Cumhurbaşkanlığı sisteminin halkoylamasına sunulması sürecinde
taraflar kampanyalarını bütün hızıyla yürürlüğe koymaya başladı.
İşin başında insanların bir noktadan sonra öngörülen anayasa
değişiklik paketinin içeriğinden ziyade bu kampanya esnasında kimin
hangi safta durduğuna ve bu paketi kimin daha çok istiyor olduğuna
daha fazla odaklandığı tespiti yapmıştık. Kampanyanın ilerleyen şu
saatlerinde de özellikle “hayır” cephesinde bir değişiklik olduğunu
söylemek mümkün değil.
Sosyal medyada sokak söyleşilerinde kendisine mikrofon
uzatılanlardan “hayır” diyenlerin verdikleri cevaplar tipik
durumlar ortaya koyuyor. “Ben çok laik biriyim o yüzden hayır
diyorum” diyor birisi, bunun paketin içeriğiyle ilgisini kurma
gereği duymaksızın. Bir başkası “ben Mustafa Kemal'in askeriyim, o
yüzden ülkenin tek adam otoritesine bağlanmasını asla kabul edemem”

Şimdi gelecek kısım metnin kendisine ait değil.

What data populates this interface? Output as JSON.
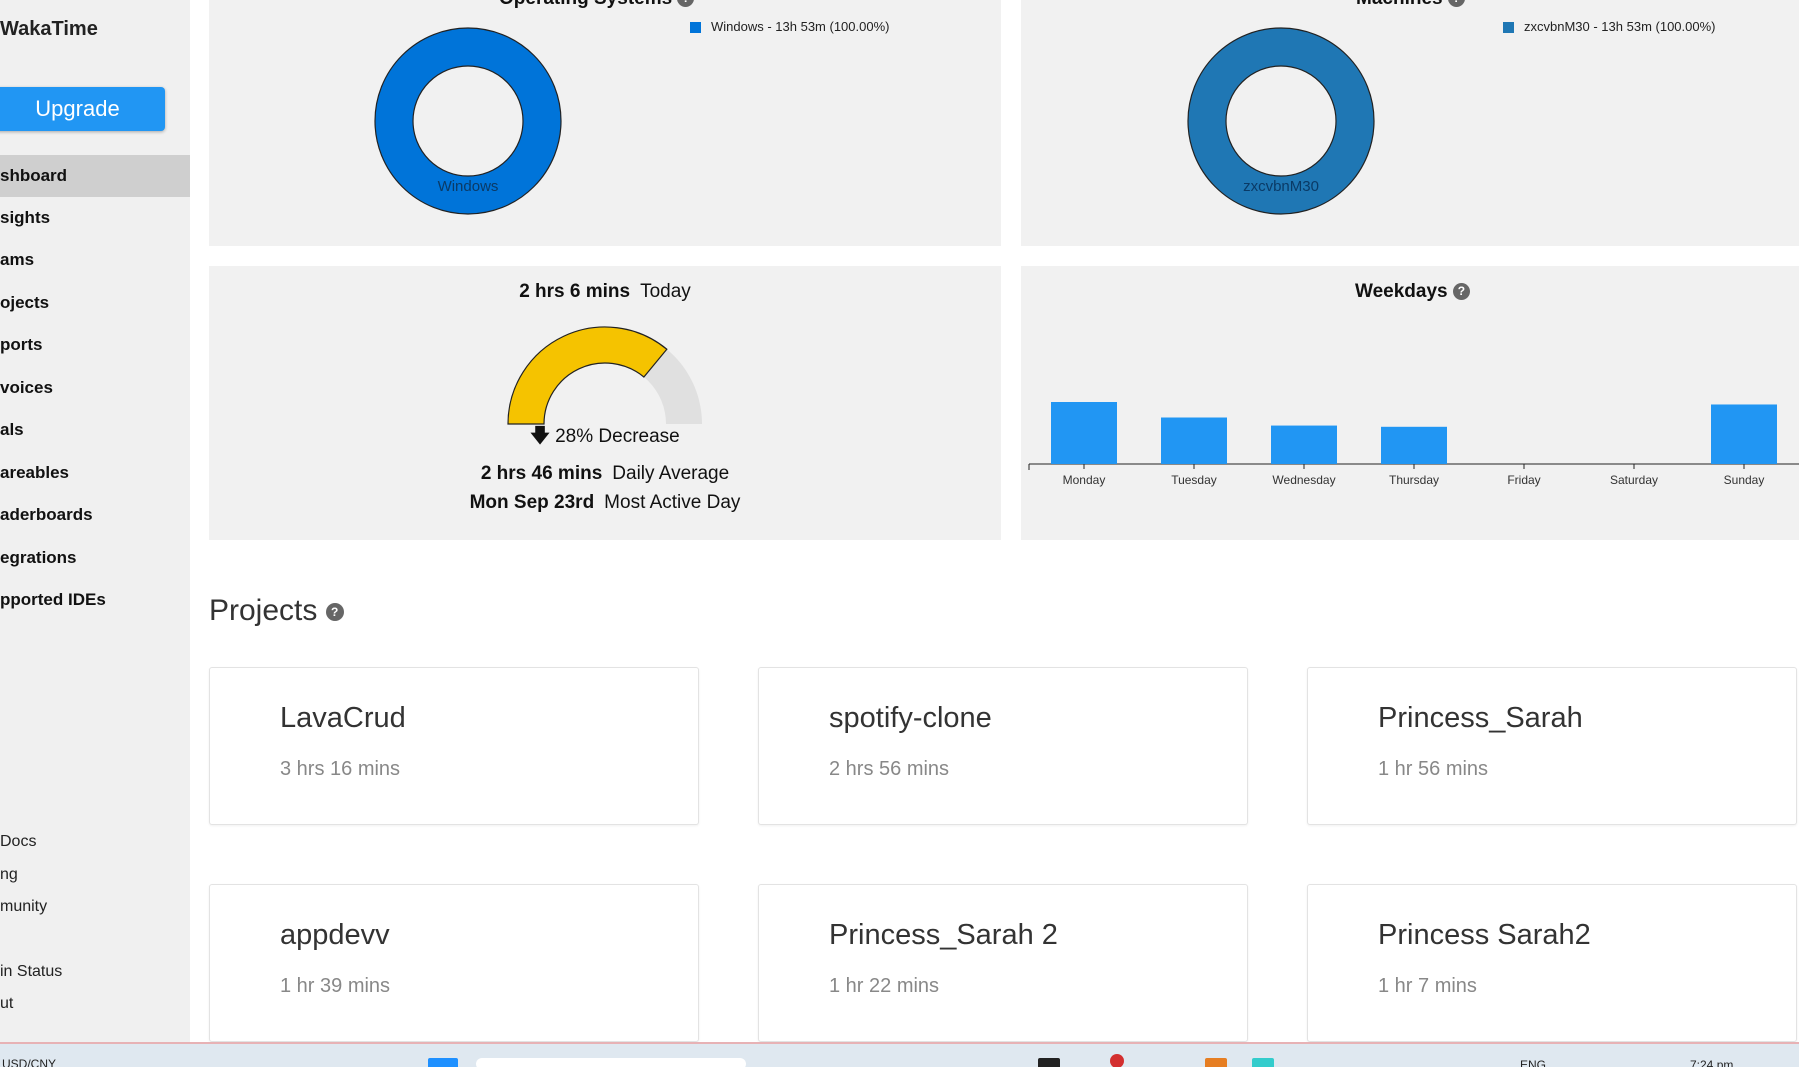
{
  "sidebar": {
    "brand": "WakaTime",
    "upgrade_label": "Upgrade",
    "items": [
      {
        "label": "shboard",
        "active": true
      },
      {
        "label": "sights"
      },
      {
        "label": "ams"
      },
      {
        "label": "ojects"
      },
      {
        "label": "ports"
      },
      {
        "label": "voices"
      },
      {
        "label": "als"
      },
      {
        "label": "areables"
      },
      {
        "label": "aderboards"
      },
      {
        "label": "egrations"
      },
      {
        "label": "pported IDEs"
      }
    ],
    "footer": [
      "Docs",
      "ng",
      "munity",
      "in Status",
      "ut"
    ]
  },
  "os_panel": {
    "title": "Operating Systems",
    "legend": "Windows - 13h 53m (100.00%)",
    "donut_label": "Windows",
    "color": "#0074d9",
    "percent": 100
  },
  "machines_panel": {
    "title": "Machines",
    "legend": "zxcvbnM30 - 13h 53m (100.00%)",
    "donut_label": "zxcvbnM30",
    "color": "#1f77b4",
    "percent": 100
  },
  "today_panel": {
    "today_value": "2 hrs 6 mins",
    "today_label": "Today",
    "change_icon": "arrow-down-icon",
    "change_text": "28% Decrease",
    "daily_avg_value": "2 hrs 46 mins",
    "daily_avg_label": "Daily Average",
    "most_active_value": "Mon Sep 23rd",
    "most_active_label": "Most Active Day",
    "gauge_fraction": 0.72,
    "gauge_color": "#f5c300",
    "gauge_track_color": "#e0e0e0"
  },
  "weekdays_panel": {
    "title": "Weekdays"
  },
  "chart_data": {
    "type": "bar",
    "title": "Weekdays",
    "categories": [
      "Monday",
      "Tuesday",
      "Wednesday",
      "Thursday",
      "Friday",
      "Saturday",
      "Sunday"
    ],
    "values": [
      1.0,
      0.75,
      0.62,
      0.6,
      0,
      0,
      0.96
    ],
    "color": "#2196f3",
    "grid": false
  },
  "projects": {
    "heading": "Projects",
    "items": [
      {
        "name": "LavaCrud",
        "time": "3 hrs 16 mins"
      },
      {
        "name": "spotify-clone",
        "time": "2 hrs 56 mins"
      },
      {
        "name": "Princess_Sarah",
        "time": "1 hr 56 mins"
      },
      {
        "name": "appdevv",
        "time": "1 hr 39 mins"
      },
      {
        "name": "Princess_Sarah 2",
        "time": "1 hr 22 mins"
      },
      {
        "name": "Princess Sarah2",
        "time": "1 hr 7 mins"
      }
    ]
  },
  "taskbar": {
    "ticker": "USD/CNY",
    "lang": "ENG",
    "time": "7:24 pm",
    "notification_count": "1"
  }
}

diyor. Askeri olduğu Mustafa Kemal'i göklere çıkaran onun resmi
portresini çizen söylemin başlığının “tek adam” olduğundan habersiz
olarak. Bir başkası kendisinden önce tavrını “evet” olarak ifade
etmiş bir başörtülüye adeta öfkesini kusarak “hayır” tavrını sadece
bir nefret duygusu olarak ifade ediyor.
Bu görüntüler ilk etapta “hayır”cıların propaganda malzemesi olarak
paylaşıldı ancak bunların yarattığı etki “evet” için daha fazla
gerekçe sağlamaya başlayınca “hayır” kampanyasını yürütenler
“hayır” demek isteyenlere tavırlarını daha iyi ifade etmeleri için
ufak bir yardımda bulunmaya başladı. Sokak söyleşisinde kameraya
konuşanlara kamera yanından bir prompter hizmeti sunularak ne
söylemleri gerektiği iyicene okutuluyor. Bu da kampanya sürecinde
kayıtlara geçen ilginç bir sahne. Ama bu sahne “hayır” diyenlerin
hiçbir makul gerekçe sunamıyor olduklarının en anlamlı ifadesi.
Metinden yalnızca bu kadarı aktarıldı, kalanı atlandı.